### Installing lakeFS python client

In [None]:
!pip install lakefs_client


In [None]:
from datetime import date, time


In [None]:
import lakefs_client
from lakefs_client import models
from lakefs_client.client import LakeFSClient


### Configuring lakeFSClient and Spark

In [None]:
# AccessKey and SecretKey are present in the docker-compose.yaml file we used to spin up the everything bagel
lakefsAccessKey = "AKIAIOSFODNN7EXAMPLE"
lakefsSecretKey = "wJalrXUtnFEMI/K7MDENG/bPxRfiCYEXAMPLEKEY"
lakefsEndPoint = "http://lakefs:8000"

# lakeFS credentials and endpoint
configuration = lakefs_client.Configuration()
configuration.username = lakefsAccessKey
configuration.password = lakefsSecretKey
configuration.host = lakefsEndPoint


In [None]:
from pyspark.context import SparkContext
from pyspark.sql.session import SparkSession
sc = SparkContext.getOrCreate()
spark = SparkSession(sc)
sc._jsc.hadoopConfiguration().set("fs.s3a.access.key", lakefsAccessKey)
sc._jsc.hadoopConfiguration().set("fs.s3a.secret.key", lakefsSecretKey)
sc._jsc.hadoopConfiguration().set("fs.s3a.endpoint", lakefsEndPoint)
sc._jsc.hadoopConfiguration().set("fs.s3a.path.style.access", "true")


In [None]:
client = LakeFSClient(configuration)


## Creating Ingest and Staging branches

In [None]:
repo_name = "example"

ingest_branch = "ingest-landing-area"
staging_branch = "staging-area"
prod_branch = "main"


In [None]:
client.branches.list_branches(repo_name)


In [None]:
client.branches.create_branch(repository=repo_name, 
                              branch_creation=models.BranchCreation(name=ingest_branch, 
                                                                    source=prod_branch)
                             )

In [None]:
client.branches.create_branch(repository=repo_name, 
                              branch_creation=models.BranchCreation(name=staging_branch, 
                                                                    source=prod_branch)
                             )

In [None]:
client.branches.list_branches(repo_name)


## Uploading movies data to ingest branch

In [None]:
ingest_data = "movies.csv"

ingest_path = f'dt={str(date.today())}/{ingest_data}'
ingest_path


In [None]:
with open(f'./{ingest_data}', 'rb') as f:
    client.objects.upload_object(repository=repo_name, 
                                 branch=ingest_branch, 
                                 path=ingest_path, 
                                 content=f
                                )


In [None]:
client.branches.diff_branch(repository=repo_name, 
                            branch=ingest_branch).results


In [None]:
client.commits.commit(repository=repo_name,
                      branch=ingest_branch,
                      commit_creation=models.CommitCreation(
                          message="netflix movie data arrived at landing area (today's partition)")
                     )

## Uploading actions.yaml config file to staging branch

* Hooks config file `actions.yaml` needs to be uploaded to the branch on which the tests are run. i.e., we want to run data quality tests on staging branch before merging the data into production.

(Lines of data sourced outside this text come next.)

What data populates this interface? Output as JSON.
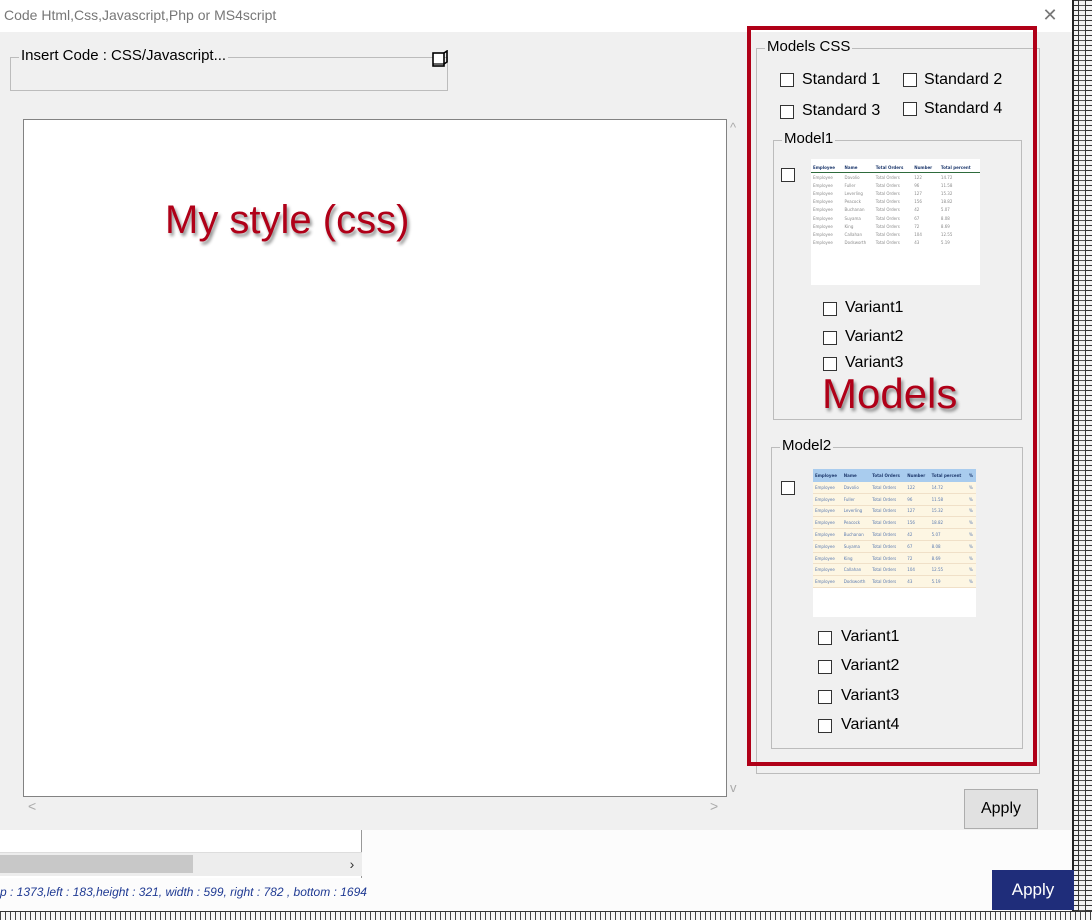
{
  "window": {
    "title": "Code Html,Css,Javascript,Php or MS4script",
    "close_glyph": "✕"
  },
  "code_group": {
    "legend": "Insert Code : CSS/Javascript..."
  },
  "editor": {
    "overlay_label": "My style (css)",
    "scroll_up": "^",
    "scroll_down": "v",
    "scroll_left": "<",
    "scroll_right": ">"
  },
  "models_css": {
    "legend": "Models CSS",
    "standards": [
      {
        "label": "Standard 1",
        "checked": false
      },
      {
        "label": "Standard 2",
        "checked": false
      },
      {
        "label": "Standard 3",
        "checked": false
      },
      {
        "label": "Standard 4",
        "checked": false
      }
    ],
    "overlay_label": "Models",
    "model1": {
      "legend": "Model1",
      "variants": [
        "Variant1",
        "Variant2",
        "Variant3"
      ],
      "table": {
        "headers": [
          "Employee",
          "Name",
          "Total Orders",
          "Number",
          "Total percent"
        ],
        "rows": [
          [
            "Employee",
            "Davolio",
            "Total Orders",
            "122",
            "14.72"
          ],
          [
            "Employee",
            "Fuller",
            "Total Orders",
            "96",
            "11.58"
          ],
          [
            "Employee",
            "Leverling",
            "Total Orders",
            "127",
            "15.32"
          ],
          [
            "Employee",
            "Peacock",
            "Total Orders",
            "156",
            "18.82"
          ],
          [
            "Employee",
            "Buchanan",
            "Total Orders",
            "42",
            "5.07"
          ],
          [
            "Employee",
            "Suyama",
            "Total Orders",
            "67",
            "8.08"
          ],
          [
            "Employee",
            "King",
            "Total Orders",
            "72",
            "8.69"
          ],
          [
            "Employee",
            "Callahan",
            "Total Orders",
            "104",
            "12.55"
          ],
          [
            "Employee",
            "Dodsworth",
            "Total Orders",
            "43",
            "5.19"
          ]
        ]
      }
    },
    "model2": {
      "legend": "Model2",
      "variants": [
        "Variant1",
        "Variant2",
        "Variant3",
        "Variant4"
      ],
      "table": {
        "headers": [
          "Employee",
          "Name",
          "Total Orders",
          "Number",
          "Total percent",
          "%"
        ],
        "rows": [
          [
            "Employee",
            "Davolio",
            "Total Orders",
            "122",
            "14.72",
            "%"
          ],
          [
            "Employee",
            "Fuller",
            "Total Orders",
            "96",
            "11.58",
            "%"
          ],
          [
            "Employee",
            "Leverling",
            "Total Orders",
            "127",
            "15.32",
            "%"
          ],
          [
            "Employee",
            "Peacock",
            "Total Orders",
            "156",
            "18.82",
            "%"
          ],
          [
            "Employee",
            "Buchanan",
            "Total Orders",
            "42",
            "5.07",
            "%"
          ],
          [
            "Employee",
            "Suyama",
            "Total Orders",
            "67",
            "8.08",
            "%"
          ],
          [
            "Employee",
            "King",
            "Total Orders",
            "72",
            "8.69",
            "%"
          ],
          [
            "Employee",
            "Callahan",
            "Total Orders",
            "104",
            "12.55",
            "%"
          ],
          [
            "Employee",
            "Dodsworth",
            "Total Orders",
            "43",
            "5.19",
            "%"
          ]
        ]
      }
    }
  },
  "buttons": {
    "apply": "Apply",
    "bg_apply": "Apply"
  },
  "status": {
    "text": "p : 1373,left : 183,height : 321, width  : 599, right : 782 , bottom : 1694"
  },
  "colors": {
    "accent_red": "#b00018",
    "dialog_bg": "#f0f0f0",
    "bg_apply": "#1f2d7a",
    "model2_header": "#a9ccee",
    "model2_row": "#fdf6e3",
    "model1_header_line": "#2e6b3c"
  }
}
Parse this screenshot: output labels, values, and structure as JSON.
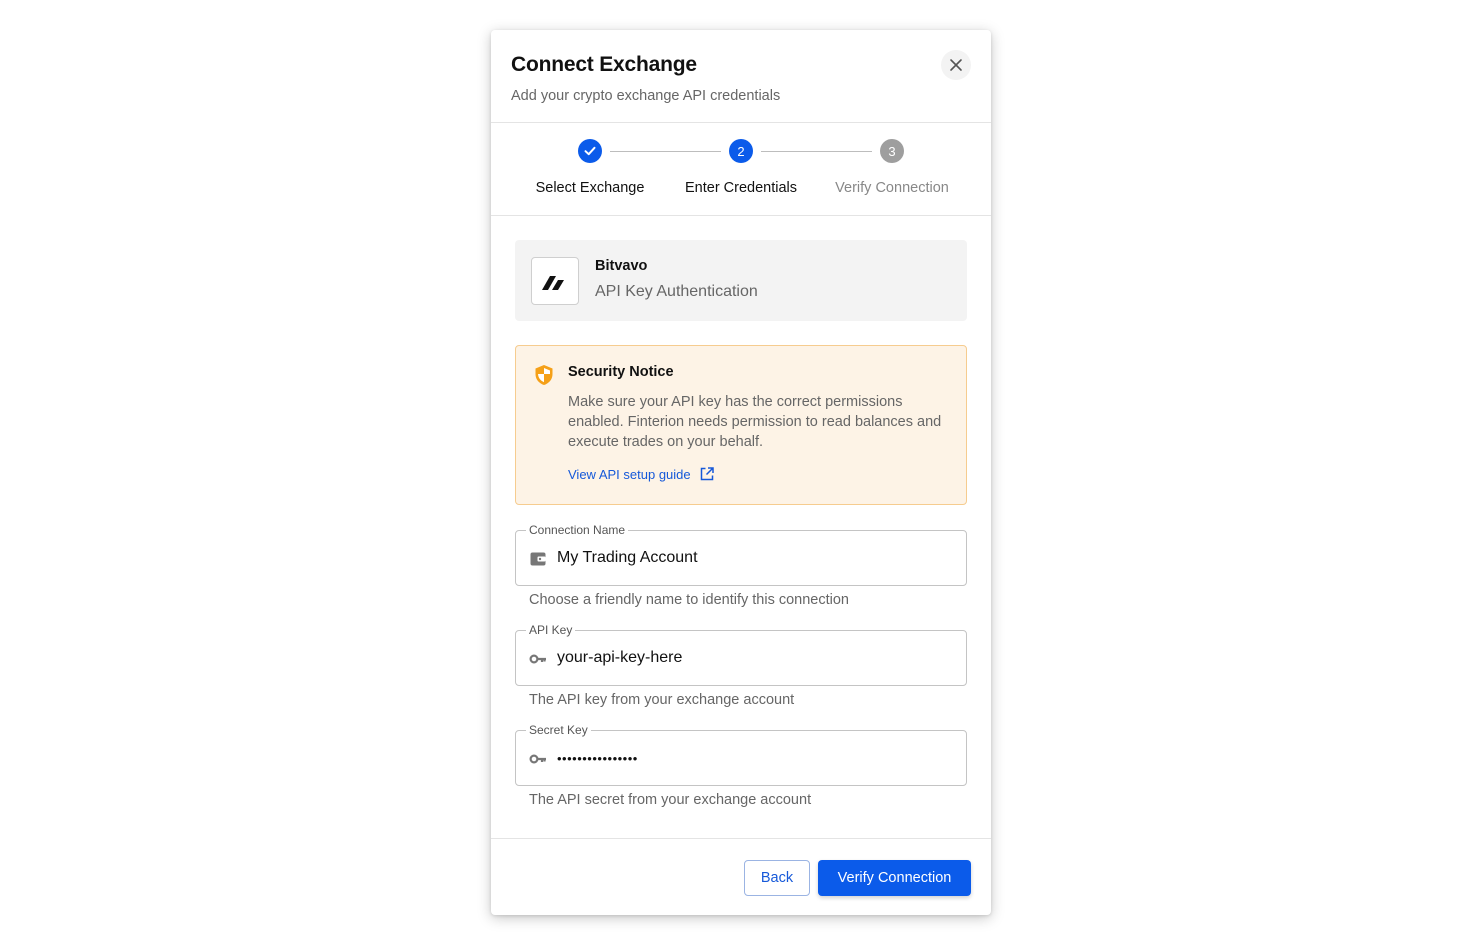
{
  "dialog": {
    "title": "Connect Exchange",
    "subtitle": "Add your crypto exchange API credentials"
  },
  "stepper": {
    "steps": [
      {
        "label": "Select Exchange",
        "number": "1",
        "state": "completed"
      },
      {
        "label": "Enter Credentials",
        "number": "2",
        "state": "active"
      },
      {
        "label": "Verify Connection",
        "number": "3",
        "state": "pending"
      }
    ]
  },
  "exchange": {
    "name": "Bitvavo",
    "auth_method": "API Key Authentication"
  },
  "notice": {
    "title": "Security Notice",
    "text": "Make sure your API key has the correct permissions enabled. Finterion needs permission to read balances and execute trades on your behalf.",
    "link_label": "View API setup guide"
  },
  "form": {
    "connection_name": {
      "label": "Connection Name",
      "value": "My Trading Account",
      "helper": "Choose a friendly name to identify this connection"
    },
    "api_key": {
      "label": "API Key",
      "value": "your-api-key-here",
      "helper": "The API key from your exchange account"
    },
    "secret_key": {
      "label": "Secret Key",
      "value": "••••••••••••••••",
      "helper": "The API secret from your exchange account"
    }
  },
  "footer": {
    "back_label": "Back",
    "verify_label": "Verify Connection"
  },
  "colors": {
    "primary": "#0b5bea",
    "link": "#1659d9",
    "step_pending": "#9e9e9e",
    "notice_bg": "#fdf3e6",
    "notice_border": "#f6cc8f",
    "shield": "#f5a018"
  },
  "icons": {
    "close": "close-icon",
    "completed_step": "check-icon",
    "exchange_logo": "bitvavo-logo",
    "notice": "shield-icon",
    "external": "external-link-icon",
    "connection_name": "wallet-icon",
    "api_key": "key-icon",
    "secret_key": "key-icon"
  }
}
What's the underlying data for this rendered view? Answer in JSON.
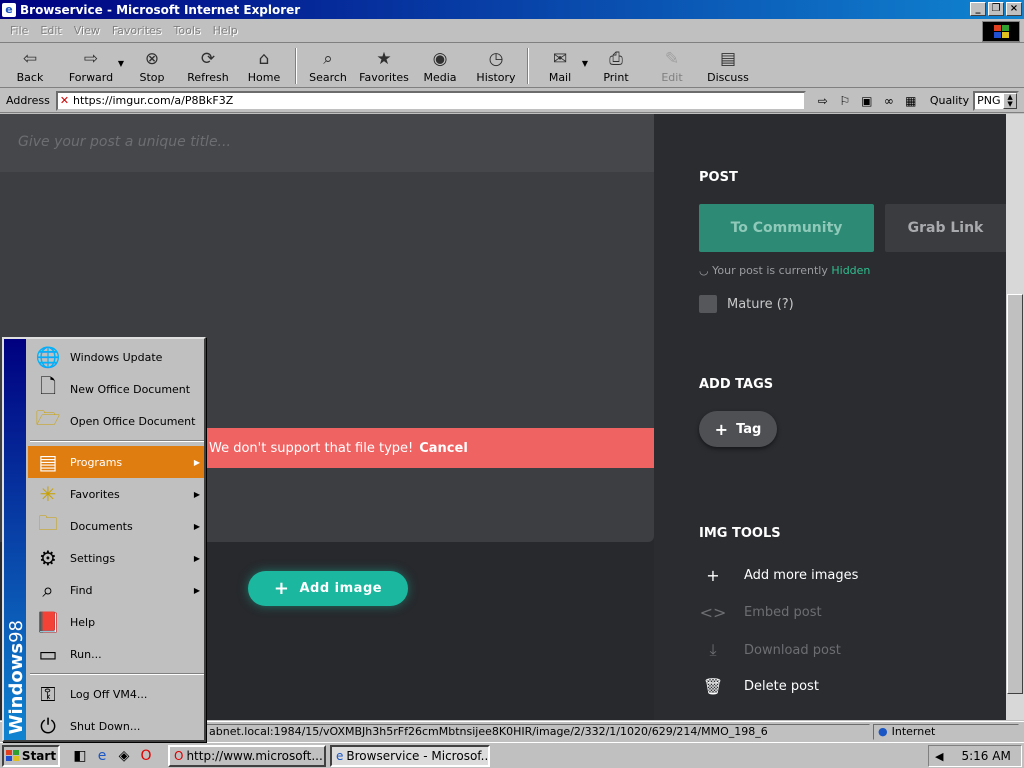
{
  "window": {
    "title": "Browservice - Microsoft Internet Explorer"
  },
  "menu": [
    "File",
    "Edit",
    "View",
    "Favorites",
    "Tools",
    "Help"
  ],
  "toolbar": {
    "back": "Back",
    "forward": "Forward",
    "stop": "Stop",
    "refresh": "Refresh",
    "home": "Home",
    "search": "Search",
    "favorites": "Favorites",
    "media": "Media",
    "history": "History",
    "mail": "Mail",
    "print": "Print",
    "edit": "Edit",
    "discuss": "Discuss"
  },
  "address": {
    "label": "Address",
    "url": "https://imgur.com/a/P8BkF3Z",
    "quality_label": "Quality",
    "quality_value": "PNG"
  },
  "page": {
    "title_placeholder": "Give your post a unique title...",
    "error_text": "We don't support that file type!",
    "error_action": "Cancel",
    "add_image": "Add image",
    "post_heading": "POST",
    "to_community": "To Community",
    "grab_link": "Grab Link",
    "visibility_prefix": "Your post is currently",
    "visibility_value": "Hidden",
    "mature_label": "Mature (?)",
    "tags_heading": "ADD TAGS",
    "tag_button": "Tag",
    "tools_heading": "IMG TOOLS",
    "tools": [
      "Add more images",
      "Embed post",
      "Download post",
      "Delete post"
    ],
    "colors": {
      "accent": "#1bb79e",
      "error": "#f06363",
      "hidden": "#2fbf8f"
    }
  },
  "statusbar": {
    "url": "abnet.local:1984/15/vOXMBJh3h5rFf26cmMbtnsijee8K0HIR/image/2/332/1/1020/629/214/MMO_198_6",
    "zone": "Internet"
  },
  "startmenu": {
    "brand_bold": "Windows",
    "brand_num": "98",
    "items": [
      "Windows Update",
      "New Office Document",
      "Open Office Document",
      "Programs",
      "Favorites",
      "Documents",
      "Settings",
      "Find",
      "Help",
      "Run...",
      "Log Off VM4...",
      "Shut Down..."
    ]
  },
  "taskbar": {
    "start": "Start",
    "tasks": [
      "http://www.microsoft...",
      "Browservice - Microsof..."
    ],
    "clock": "5:16 AM"
  }
}
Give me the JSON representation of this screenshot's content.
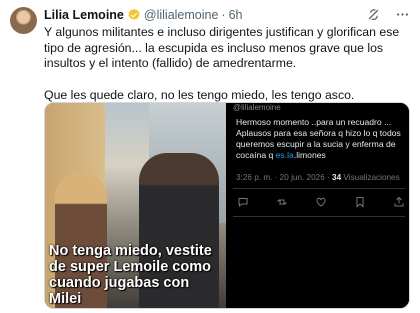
{
  "author": {
    "name": "Lilia Lemoine",
    "handle": "@lilialemoine",
    "separator": "·",
    "time": "6h"
  },
  "tweet": {
    "paragraph1": "Y algunos militantes e incluso dirigentes justifican y glorifican ese tipo de agresión... la escupida es incluso menos grave que los insultos y el intento (fallido) de amedrentarme.",
    "paragraph2": "Que les quede claro, no les tengo miedo, les tengo asco."
  },
  "media": {
    "video_caption": "No tenga miedo,  vestite de super Lemoile como cuando jugabas con Milei",
    "quoted": {
      "header_partial": "@lilialemoine",
      "text_before_link": "Hermoso momento ..para un recuadro ... Aplausos para esa señora q hizo lo q todos queremos escupir a la sucia y enferma de cocaína q ",
      "link_text": "es.la",
      "text_after_link": ".limones",
      "timestamp": "3:26 p. m. · 20 jun. 2026 · ",
      "views_count": "34",
      "views_label": " Visualizaciones"
    }
  },
  "icons": [
    "verified-badge-icon",
    "grok-icon",
    "more-icon",
    "reply-icon",
    "retweet-icon",
    "like-icon",
    "bookmark-icon",
    "share-icon"
  ],
  "colors": {
    "link": "#1d9bf0",
    "muted": "#536471",
    "verified": "#f4c430"
  }
}
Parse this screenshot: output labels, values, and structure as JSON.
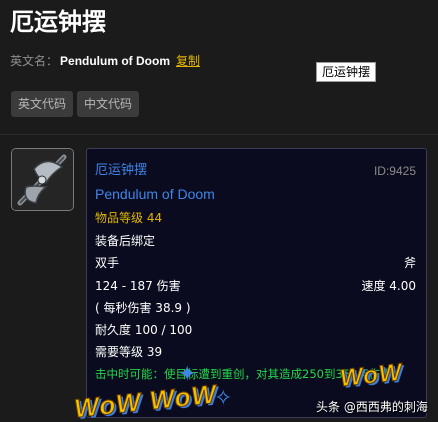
{
  "page": {
    "title": "厄运钟摆",
    "english_label": "英文名：",
    "english_name": "Pendulum of Doom",
    "copy_label": "复制",
    "tooltip_text": "厄运钟摆"
  },
  "buttons": {
    "english_code": "英文代码",
    "chinese_code": "中文代码"
  },
  "item": {
    "icon_name": "axe-weapon-icon",
    "name_cn": "厄运钟摆",
    "id_text": "ID:9425",
    "name_en": "Pendulum of Doom",
    "item_level": "物品等级 44",
    "bind": "装备后绑定",
    "slot": "双手",
    "type": "斧",
    "damage": "124 - 187 伤害",
    "speed": "速度 4.00",
    "dps": "( 每秒伤害 38.9 )",
    "durability": "耐久度 100 / 100",
    "required_level": "需要等级 39",
    "effect": "击中时可能：使目标遭到重创，对其造成250到351点伤害。"
  },
  "overlay": {
    "sticker_left": "WoW WoW",
    "sticker_right": "WoW",
    "watermark": "头条 @西西弗的刺海"
  },
  "colors": {
    "background": "#1b1b1b",
    "item_name_blue": "#3f85e8",
    "item_level_gold": "#e2b600",
    "effect_green": "#24d84b",
    "copy_link": "#e2b600"
  }
}
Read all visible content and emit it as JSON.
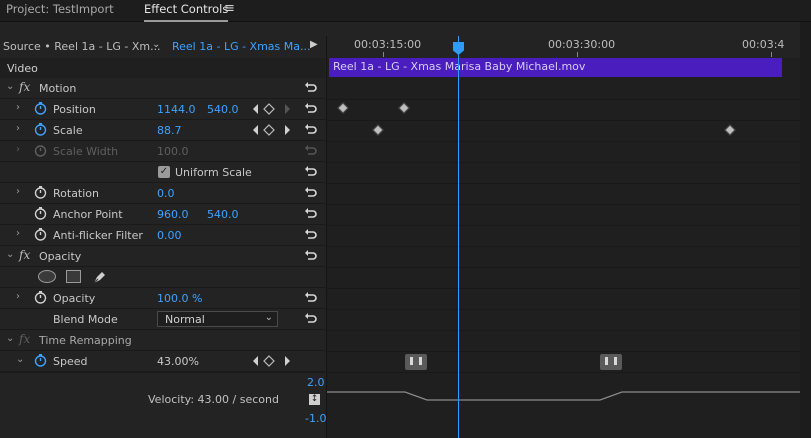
{
  "tabs": {
    "project": "Project: TestImport",
    "effect_controls": "Effect Controls"
  },
  "source": {
    "label": "Source • Reel 1a - LG - Xm...",
    "clip": "Reel 1a - LG - Xmas Ma..."
  },
  "ruler": {
    "t1": "00:03:15:00",
    "t2": "00:03:30:00",
    "t3": "00:03:4"
  },
  "clip_name": "Reel 1a - LG - Xmas Marisa Baby Michael.mov",
  "video_header": "Video",
  "motion": {
    "label": "Motion",
    "position": {
      "label": "Position",
      "x": "1144.0",
      "y": "540.0"
    },
    "scale": {
      "label": "Scale",
      "value": "88.7"
    },
    "scale_width": {
      "label": "Scale Width",
      "value": "100.0"
    },
    "uniform_scale": "Uniform Scale",
    "rotation": {
      "label": "Rotation",
      "value": "0.0"
    },
    "anchor": {
      "label": "Anchor Point",
      "x": "960.0",
      "y": "540.0"
    },
    "antiflicker": {
      "label": "Anti-flicker Filter",
      "value": "0.00"
    }
  },
  "opacity": {
    "label": "Opacity",
    "opacity": {
      "label": "Opacity",
      "value": "100.0 %"
    },
    "blend": {
      "label": "Blend Mode",
      "value": "Normal"
    }
  },
  "time_remap": {
    "label": "Time Remapping",
    "speed": {
      "label": "Speed",
      "value": "43.00%"
    },
    "velocity": "Velocity: 43.00 / second",
    "max": "2.0",
    "min": "-1.0"
  },
  "colors": {
    "accent": "#3ea2ff",
    "clip": "#4a1dbf",
    "playhead": "#2e9bff"
  }
}
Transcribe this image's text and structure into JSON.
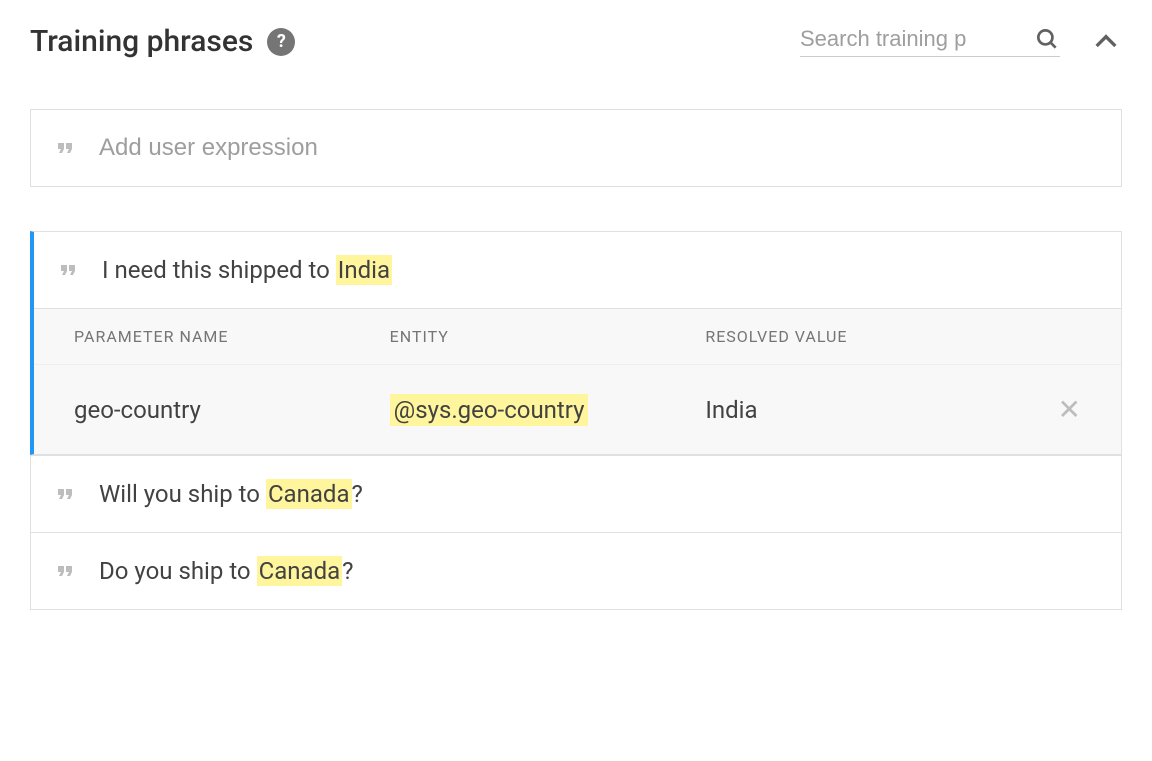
{
  "header": {
    "title": "Training phrases",
    "search_placeholder": "Search training p"
  },
  "add_row": {
    "placeholder": "Add user expression"
  },
  "selected_phrase": {
    "prefix": "I need this shipped to ",
    "highlight": "India",
    "suffix": ""
  },
  "param_table": {
    "headers": {
      "name": "PARAMETER NAME",
      "entity": "ENTITY",
      "value": "RESOLVED VALUE"
    },
    "row": {
      "name": "geo-country",
      "entity": "@sys.geo-country",
      "value": "India"
    }
  },
  "phrases": [
    {
      "prefix": "Will you ship to ",
      "highlight": "Canada",
      "suffix": "?"
    },
    {
      "prefix": "Do you ship to ",
      "highlight": "Canada",
      "suffix": "?"
    }
  ]
}
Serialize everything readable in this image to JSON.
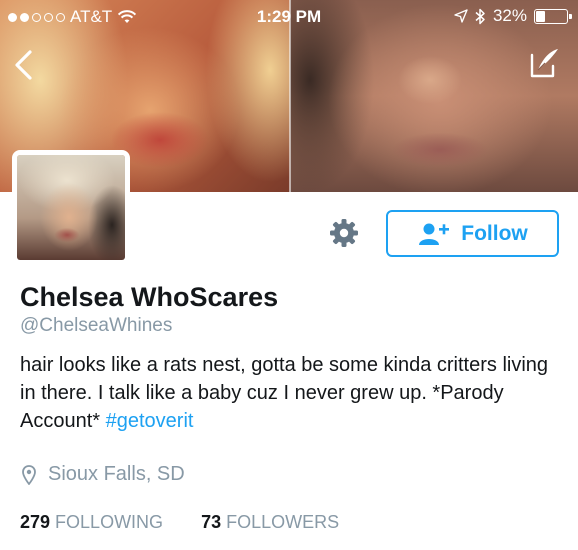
{
  "status_bar": {
    "carrier": "AT&T",
    "time": "1:29 PM",
    "battery_percent": "32%",
    "battery_level": 0.32,
    "signal_dots_filled": 2,
    "signal_dots_total": 5
  },
  "header": {
    "back_icon": "chevron-left-icon",
    "compose_icon": "compose-feather-icon"
  },
  "actions": {
    "settings_icon": "gear-icon",
    "follow_label": "Follow",
    "follow_icon": "add-user-icon"
  },
  "profile": {
    "name": "Chelsea WhoScares",
    "handle": "@ChelseaWhines",
    "bio_text": "hair looks like a rats nest, gotta be some kinda critters living in there. I talk like a baby cuz I never grew up. *Parody Account* ",
    "bio_hashtag": "#getoverit",
    "location": "Sioux Falls, SD",
    "location_icon": "location-pin-icon"
  },
  "stats": {
    "following_count": "279",
    "following_label": "FOLLOWING",
    "followers_count": "73",
    "followers_label": "FOLLOWERS"
  },
  "colors": {
    "accent": "#1da1f2",
    "secondary_text": "#8899a6",
    "primary_text": "#14171a"
  }
}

* So add `_lakefs_actions/actions.yaml` to staging branch
* `actions.yaml` contains a pre-merge hook configured to check for file format validation.

In [None]:
hooks_config_yaml = "actions.yaml"
hooks_prefix = "_lakefs_actions"


In [None]:
with open(f'./{hooks_config_yaml}', 'rb') as f:
    client.objects.upload_object(repository=repo_name, 
                                 branch=staging_branch, 
                                 path=f'{hooks_prefix}/{hooks_config_yaml}', 
                                 content=f
                                )


In [None]:
client.branches.diff_branch(repository=repo_name, 
                            branch=staging_branch).results


In [None]:
client.commits.commit(repository=repo_name,
                      branch=staging_branch,
                      commit_creation=models.CommitCreation(
                          message='Added hooks config file - actions.yaml to staging area')
                     )


## Extracting data from ingest branch for transformation

In [None]:
ingest_long_path = f"s3a://{repo_name}/{ingest_branch}/{ingest_path}"
ingest_long_path


In [None]:
movies_df = spark.read.option("header","true").csv(ingest_long_path)
print(movies_df.count())
print(movies_df.printSchema())


In [None]:
movies_df.show(10)

In [None]:
movies_df = movies_df.sample(False,0.1,0)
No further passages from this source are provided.